Vorstandswahl

Zuständigkeit und Stimmenmehrheit

Der Vorstand wird gemäß § 27 BGB durch Beschluss der Mitgliederversammlung bestellt. Die Satzung kann allerdings eine anderweitige Zuständigkeit zur Vorstandswahl begründen durch ein besonderes Organ, z.B. Beirat, Gesamtvorstand, Kuratorium. Wichtig ist es dann zu beachten dem Registergericht bei Anmeldung des Vereins zur Eintragung bzw. bei Anmeldung neuer, durch Wahl bestimmter Mitglieder des Vorstands, eine Abschrift bezüglich der besonderen Organbestellung mit einzureichen [Burhoff, Vereinsrecht, Rn. 251].

Wenn keine anderen Zuständigkeiten, wie vorstehend angeführt, durch die Satzung begründet werden, wählt die Mitgliederversammlung den Vorstand. Bei der Wahl ist das in der Satzung festgelegte Wahlverfahren strikt einzuhalten. Anderenfalls wird die Wahl des Vorstands mit höchster Wahrscheinlichkeit nicht gültig sein. Die für die Vorstandswahl erforderlichen Stimmenmehrheiten können durch die Satzung bestimmt werden. Ist dies aber nicht geregelt, ist derjenige gewählt, der die Mehrheit der abgegebenen Stimmen erhalten hat (§ 32 Abs. 1 S. 3 BGB). Auf das Wahlergebnis haben dabei ungültige Stimmen und Stimmenthaltungen keinen Einfluss [Sauter/Schweyer/Waldner, Der eingetragene Verein, Rn. 256].

Beispiel: Bei der Wahl des Vorstandes von Sportverein X erscheinen 100 Mitglieder zur Abstimmung. Von diesen Mitgliedern stimmen 48 für Person S und 47 für Person P, 3 Mitglieder enthalten sich und 2 Stimmabgaben sind ungültig. Gewählt ist also Person S.

Kommt keine Stimmenmehrheit für einen Kandidaten zustande, muss eine Neuwahl stattfinden; bei dieser können sich auch neue Kandidaten aufstellen lassen. Alternativ zur Neuwahl kann aber in der Satzung bestimmt werden, dass zwischen den Kandidaten mit den höchsten Stimmenzahlen eine Stichwahl zu erfolgen hat [Sauter/Schweyer/Waldner, Der eingetragene Verein, Rn. 256].
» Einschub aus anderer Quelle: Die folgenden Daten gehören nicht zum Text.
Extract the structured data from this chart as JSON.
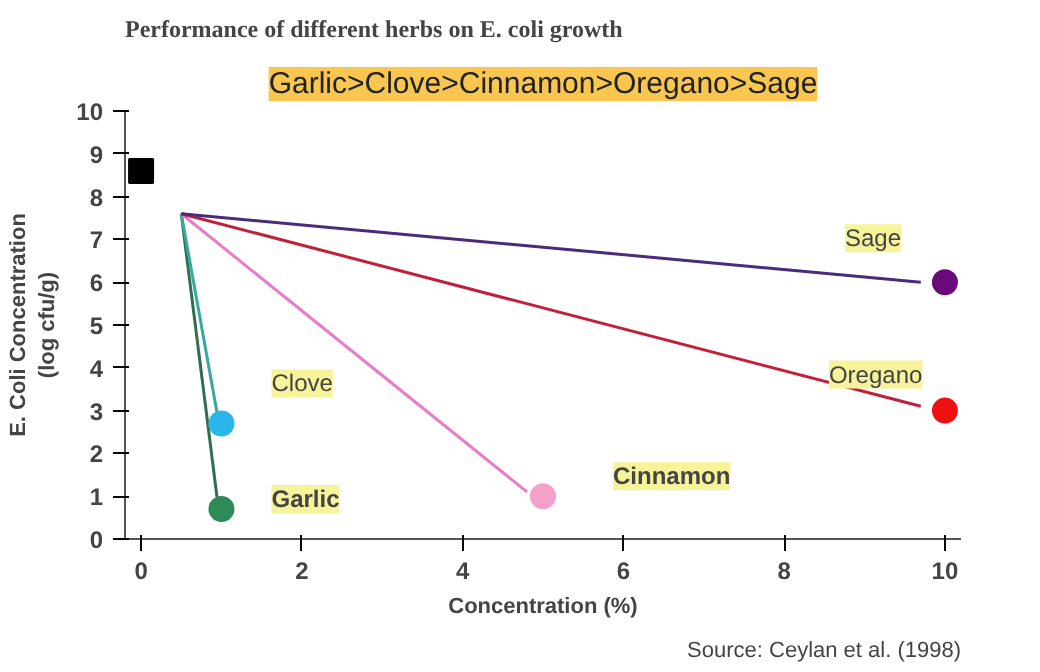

Des Weiteren kann auch in dem Fall auf eine Neuwahl des Vorstands verzichtet werden, in dem ein Vorstandsmitglied eines mehrgliedrigen Vorstandes innerhalb der Amtsdauer wegfällt, z.B. durch Rücktritt, wenn der Verein weiterhin noch gemäß der Satzung vertreten ist. Der Vorstand setzt sich dann aus den übrig gebliebenen Vorstandsmitgliedern zusammen. Um auch die Führung der Vereinsgeschäfte aufrecht zu erhalten kann sich entweder durch die Satzung, eine Geschäftsordnung oder aber durch ständige Übung ergeben, dass es gewollt ist, dass der Vorstandsvorsitz auf ein anderes Vorstandsmitglied in „kommissarischer“ Form übergeht. Dabei dürfen aber die im Vereinsregister eingetragenen Vertretungsregeln nicht geändert werden. Das bedeutet das derjenige, der stellvertretend den Vorsitz des Vorstands ausübt, bereits Mitglied des geschäftsführenden Vorstands sein muss [Stöber/Otto, Handbuch zum Vereinsrecht, Rn. 382].

Für die Durchführung der Wahl des Vorstands steht es dem Verein frei einen sogenannten Wahlausschuss zu bilden. Dies ist auch dann zulässig, wenn es dafür keine entsprechende Regelung in der Satzung gibt.